Buying over-packaged apples to the strains of The Beatles’ Tomorrow Never Knows is not something I ever imagined I’d find myself doing on a cold Monday evening in Kyoto. And yet at the beginning of last week I found myself walking the aisles of a 24-hour Fresco while that particular psychedelic number and a whole host of other Beatles tunes blared out over the store’s speaker system.

The thing is though, this kind of aural stimulation isn’t that unusual in Japan. Or rather, any kind of aural stimulation isn’t unusual in Japan. This is a country seemingly incapable of being anywhere without a soundtrack.

While supermarkets tend to prefer proper tunes (as well as the Fab Four we’ve been treated to Whole Lotta Love and Radiohead’s High and Dry while out grocery shopping), Muzak is the order of the day everywhere else. And I really do mean everywhere. Elevators in department stores, hotel lobbies, street corners, even a floor polishing machine at Shin Kobe station.

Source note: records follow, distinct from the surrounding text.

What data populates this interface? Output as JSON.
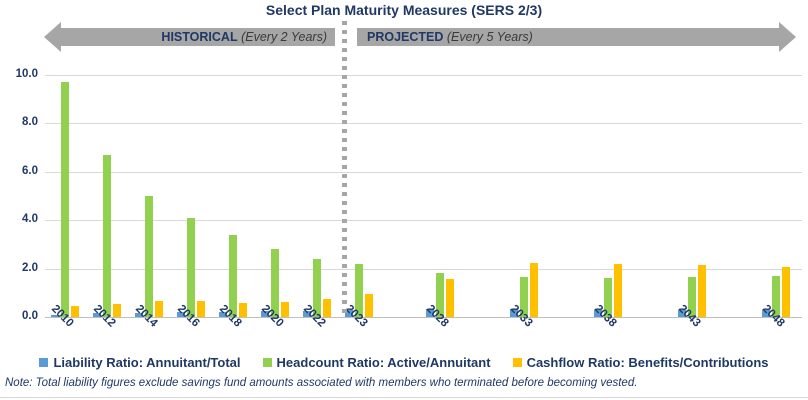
{
  "title": "Select Plan Maturity Measures (SERS 2/3)",
  "banner": {
    "historical_label": "HISTORICAL",
    "historical_note": "(Every 2 Years)",
    "projected_label": "PROJECTED",
    "projected_note": "(Every 5 Years)"
  },
  "note": "Note: Total liability figures exclude savings fund amounts associated with members who terminated before becoming vested.",
  "colors": {
    "navy_text": "#1F3864",
    "arrow_gray": "#A6A6A6",
    "gridline": "#D9D9D9",
    "liability_blue": "#5B9BD5",
    "headcount_green": "#92D050",
    "cashflow_yellow": "#FFC000"
  },
  "chart_data": {
    "type": "bar",
    "title": "Select Plan Maturity Measures (SERS 2/3)",
    "categories": [
      "2010",
      "2012",
      "2014",
      "2016",
      "2018",
      "2020",
      "2022",
      "2023",
      "2028",
      "2033",
      "2038",
      "2043",
      "2048"
    ],
    "historical_categories": [
      "2010",
      "2012",
      "2014",
      "2016",
      "2018",
      "2020",
      "2022",
      "2023"
    ],
    "projected_categories": [
      "2028",
      "2033",
      "2038",
      "2043",
      "2048"
    ],
    "series": [
      {
        "name": "Liability Ratio: Annuitant/Total",
        "color": "#5B9BD5",
        "values": [
          0.1,
          0.15,
          0.18,
          0.22,
          0.22,
          0.26,
          0.26,
          0.3,
          0.35,
          0.32,
          0.3,
          0.3,
          0.28
        ]
      },
      {
        "name": "Headcount Ratio: Active/Annuitant",
        "color": "#92D050",
        "values": [
          9.7,
          6.7,
          5.0,
          4.1,
          3.4,
          2.8,
          2.4,
          2.2,
          1.8,
          1.65,
          1.6,
          1.65,
          1.7
        ]
      },
      {
        "name": "Cashflow Ratio: Benefits/Contributions",
        "color": "#FFC000",
        "values": [
          0.45,
          0.55,
          0.65,
          0.68,
          0.58,
          0.62,
          0.75,
          0.95,
          1.55,
          2.25,
          2.2,
          2.15,
          2.05
        ]
      }
    ],
    "xlabel": "",
    "ylabel": "",
    "ylim": [
      0,
      10
    ],
    "ytick_step": 2,
    "ytick_labels": [
      "0.0",
      "2.0",
      "4.0",
      "6.0",
      "8.0",
      "10.0"
    ],
    "grid": true,
    "legend_position": "bottom"
  }
}
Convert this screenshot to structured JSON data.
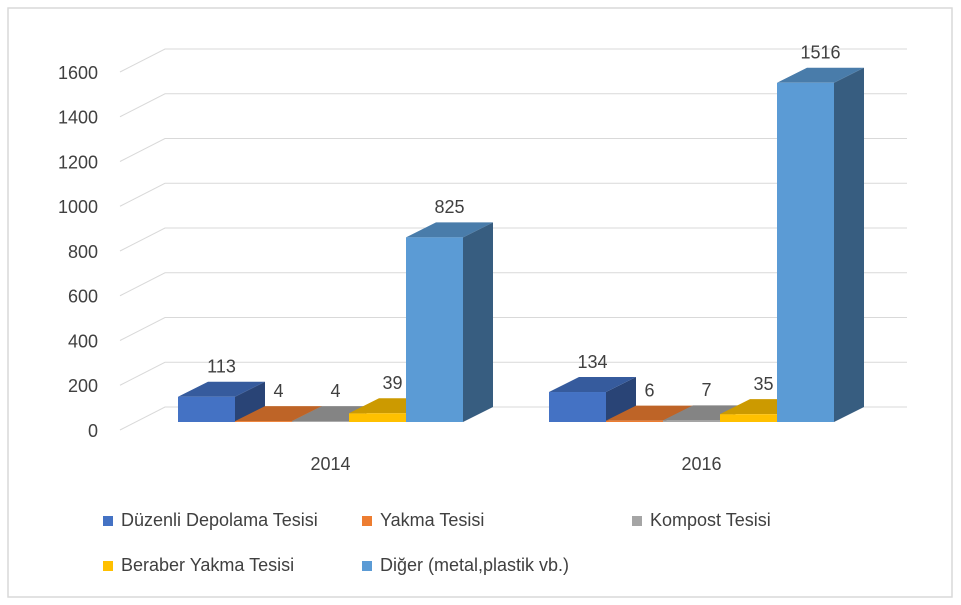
{
  "chart_data": {
    "type": "bar3d",
    "categories": [
      "2014",
      "2016"
    ],
    "series": [
      {
        "name": "Düzenli Depolama Tesisi",
        "color": "#4472c4",
        "values": [
          113,
          134
        ]
      },
      {
        "name": "Yakma Tesisi",
        "color": "#ed7d31",
        "values": [
          4,
          6
        ]
      },
      {
        "name": "Kompost Tesisi",
        "color": "#a5a5a5",
        "values": [
          4,
          7
        ]
      },
      {
        "name": "Beraber Yakma Tesisi",
        "color": "#ffc000",
        "values": [
          39,
          35
        ]
      },
      {
        "name": "Diğer (metal,plastik vb.)",
        "color": "#5b9bd5",
        "values": [
          825,
          1516
        ]
      }
    ],
    "ylim": [
      0,
      1600
    ],
    "yticks": [
      0,
      200,
      400,
      600,
      800,
      1000,
      1200,
      1400,
      1600
    ],
    "grid": true,
    "legend": "bottom"
  }
}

You name it, whether it’s a xylophone interpretation of every track from Dusty in Memphis or a pan-pipe rendition of the Titanic theme tune, there’s a Muzak version of something for any occasion and every location.

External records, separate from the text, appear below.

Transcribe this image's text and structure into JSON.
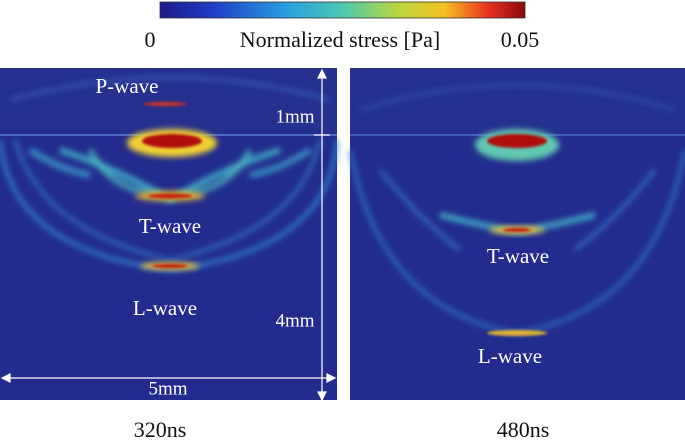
{
  "colorbar": {
    "min_label": "0",
    "title": "Normalized stress [Pa]",
    "max_label": "0.05"
  },
  "panels": [
    {
      "time": "320ns",
      "labels": [
        "P-wave",
        "T-wave",
        "L-wave"
      ],
      "dimensions": [
        "1mm",
        "4mm",
        "5mm"
      ]
    },
    {
      "time": "480ns",
      "labels": [
        "T-wave",
        "L-wave"
      ]
    }
  ]
}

It feels as if there’s an overriding need to provide something to listen to while in an urban environment. Something to mask the general hubbub and roar of traffic. Osaka and Kyoto are the worst offenders. The most unsuspecting of streets in both of these cities are the homes of some truly mind-numbing tunes.

As far as I can make out, this plays largely into a major dichotomy surrounding Japan. When it wants to do quiet and contemplative, few places on Earth can match it. Nowhere allows you to stop and think like hill-top shrines and hidden temples. But when it wants to do urban and brash, it appears Japan has to go the whole hog. Nowhere in town feels sacred, thanks largely to Muzak and music.

Still, hearing Mother Nature’s Son, one of my favourite Beatles tunes, while pondering whether to pay 600 yen for a punnet of strawberries is perhaps my most left field highlight of the trip so far. But with one week left here, I certainly wouldn’t complain if the speakers pumping out Muzak on Japanese city streets fell silent, even for just a few minutes.